American Fitness, July-August, 1997 by Jonie J. McGraw

Workouts are affected by what we do or don't do hours before we lace up our shoes. If just getting started requires an Olympic effort and rep sets get shorter, the remedy may be as simple as getting to bed early or drinking more water.

Various factors, such as eating and drinking habits, bedtime routines and overtraining, determine whether a workout will be a sluggish session or an energetic endeavor. If the body doesn't get what it needs, it will be evident as early as the first few moments of the warm-up.

Staying up into the wee hours watching TV, reading the latest novel or catching up on paperwork may seem rewarding at the time. But late hours tonight can mean a lagging workout tomorrow. When you feel tired and sluggish, the quality of exercise performance diminishes. If participating in a high-intensity training program, eight hours of sleep are recommended. In fact, experts say it's a good idea to unwind before you go to bed, maintain a regular sleep schedule and avoid staying in bed longer than necessary.

People who exercise regularly usually don't have any problems falling asleep, but there are times when insomnia can still affect all of us. Periodic bouts of sleeplessness could be due to one or more of the following factors.

* Drinking caffeine throughout the day or too close to bedtime.

* Exercising too late in the day.

* Medication.

* Stress.

* Drinking alcohol before bedtime.

* Eating large, heavy dinners late in the evening.

* Food allergies.

* Inadequate nutrition.

Exercising excessively can also contribute to insomnia and leave you feeling stale and burned out. It's difficult to hold back when you're anxious to shed extra pounds; the most motivated individuals are the most likely to overdo it. Anyone involved in a vigorous exercise program must allow the body some time to rest, recover and regenerate to avoid injuries and keep workouts productive.

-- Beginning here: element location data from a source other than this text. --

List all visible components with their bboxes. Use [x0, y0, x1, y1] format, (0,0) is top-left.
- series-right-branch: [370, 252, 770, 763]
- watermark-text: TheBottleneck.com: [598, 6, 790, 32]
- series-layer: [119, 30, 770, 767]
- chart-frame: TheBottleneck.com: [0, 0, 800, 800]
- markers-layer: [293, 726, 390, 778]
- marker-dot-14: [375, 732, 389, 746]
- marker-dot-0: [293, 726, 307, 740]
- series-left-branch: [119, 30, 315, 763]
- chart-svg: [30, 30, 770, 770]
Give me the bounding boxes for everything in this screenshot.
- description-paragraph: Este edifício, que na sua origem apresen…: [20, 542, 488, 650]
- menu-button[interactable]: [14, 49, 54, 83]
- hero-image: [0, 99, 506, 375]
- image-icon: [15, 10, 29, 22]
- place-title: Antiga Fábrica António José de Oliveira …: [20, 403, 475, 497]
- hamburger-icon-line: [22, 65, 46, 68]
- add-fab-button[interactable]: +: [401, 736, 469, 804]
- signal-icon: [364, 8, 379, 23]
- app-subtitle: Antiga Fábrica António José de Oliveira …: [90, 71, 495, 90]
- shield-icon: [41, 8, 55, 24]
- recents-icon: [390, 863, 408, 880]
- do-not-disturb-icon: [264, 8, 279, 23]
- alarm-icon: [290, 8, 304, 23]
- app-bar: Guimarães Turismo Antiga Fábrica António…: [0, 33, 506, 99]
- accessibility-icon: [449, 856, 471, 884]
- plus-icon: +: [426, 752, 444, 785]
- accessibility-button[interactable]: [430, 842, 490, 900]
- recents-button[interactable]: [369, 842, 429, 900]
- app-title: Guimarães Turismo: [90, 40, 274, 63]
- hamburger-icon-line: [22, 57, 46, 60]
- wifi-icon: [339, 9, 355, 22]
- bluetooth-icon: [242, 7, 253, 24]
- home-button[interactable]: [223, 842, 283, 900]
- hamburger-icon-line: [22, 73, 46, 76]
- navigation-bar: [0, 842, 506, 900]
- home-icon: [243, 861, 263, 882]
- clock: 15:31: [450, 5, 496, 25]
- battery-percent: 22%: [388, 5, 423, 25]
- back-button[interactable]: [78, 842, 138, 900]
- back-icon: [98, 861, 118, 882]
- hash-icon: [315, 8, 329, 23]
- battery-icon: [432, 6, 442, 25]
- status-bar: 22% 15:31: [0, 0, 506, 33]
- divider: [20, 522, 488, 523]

When you increase workout frequency, length of training time and/or exercise intensity, you are prone to the symptoms of overtraining. The following problems indicate you may be working too hard and need to readjust workouts to a healthier level.

* Fatigue or lethargy.

* Loss of appetite.

* Irritability.

* Elevated pulse rate.

* Inability to sleep.

* Elevated blood pressure.

* Diminished sex drive.

* Depression.

* Increased occurrences of colds and influenza.

* Lack of motivation.

* Decline in performance.

Listen to your body and monitor workouts to strike a balance between too much training and not enough. Follow a hard day/easy day schedule, and be sure your diet is giving you the fuel you need.

The body can't perform when it's not fueled properly. Many people sabotage their workouts by restricting their diets for faster weight loss results. They want each workout to be as good as, if not better than, the last session. But it can't happen if they don't equip themselves to handle the load.

Any diet program which limits a female to fewer than 1,200 calories daily, or a male to fewer than 1,400 calories, is unsafe and ineffective. Crash diets may cause some weight loss, but it comes from your muscle mass, energy stores and body fluids. Consequently, when you cut back too much on caloric intake, you compromise your workout ability and any benefits you hope to gain.

It's no coincidence a varied, healthy diet enhances exercise performance. There are many fad diets which emphasize eating a large amount of foods like grapefruit. Diets like these may sound wholesome, but important vitamins, minerals and protein obtained from other foods are needed as well. The liquid diets tend to emphasize protein, but contain little of the energizing carbohydrates and necessary fat needed to perform. After a few days on a liquid diet, people often feel drained and lackluster. It takes a good mix of healthy foods to provide us with everything we need.

Carbohydrates are the main fuel source for the exercising muscle. So it is critical they make up at least 55-70% of the daily diet. It's also important to keep a close watch on calcium and iron intake -- especially for female and adolescent male athletes. Even a mild iron deficiency can impair a workout performance.

Exercise ability can be sabotaged by a lack of essential vitamins and minerals since they are needed to release energy from the food you eat. Sticking with a healthy, well-balanced diet should provide an adequate amount of all 14 vitamins in sufficient amounts. Swallowing handfuls of vitamin supplements will not provide any extra energy and can be dangerous. If a person still wants to take supplements, sports nutritionists agree taking a daily multiple vitamin is allowable.

There is also no evidence to show taking large amounts of protein will increase muscle strength or size. In fact, protein consumed in excess of what the body needs will be converted to fat. Athletes in heavy training, though, may experience a reduction in protein stores. They can easily meet this need by eating protein-rich foods more often so they get 18-24% of their calories from protein instead of the recommended 12%.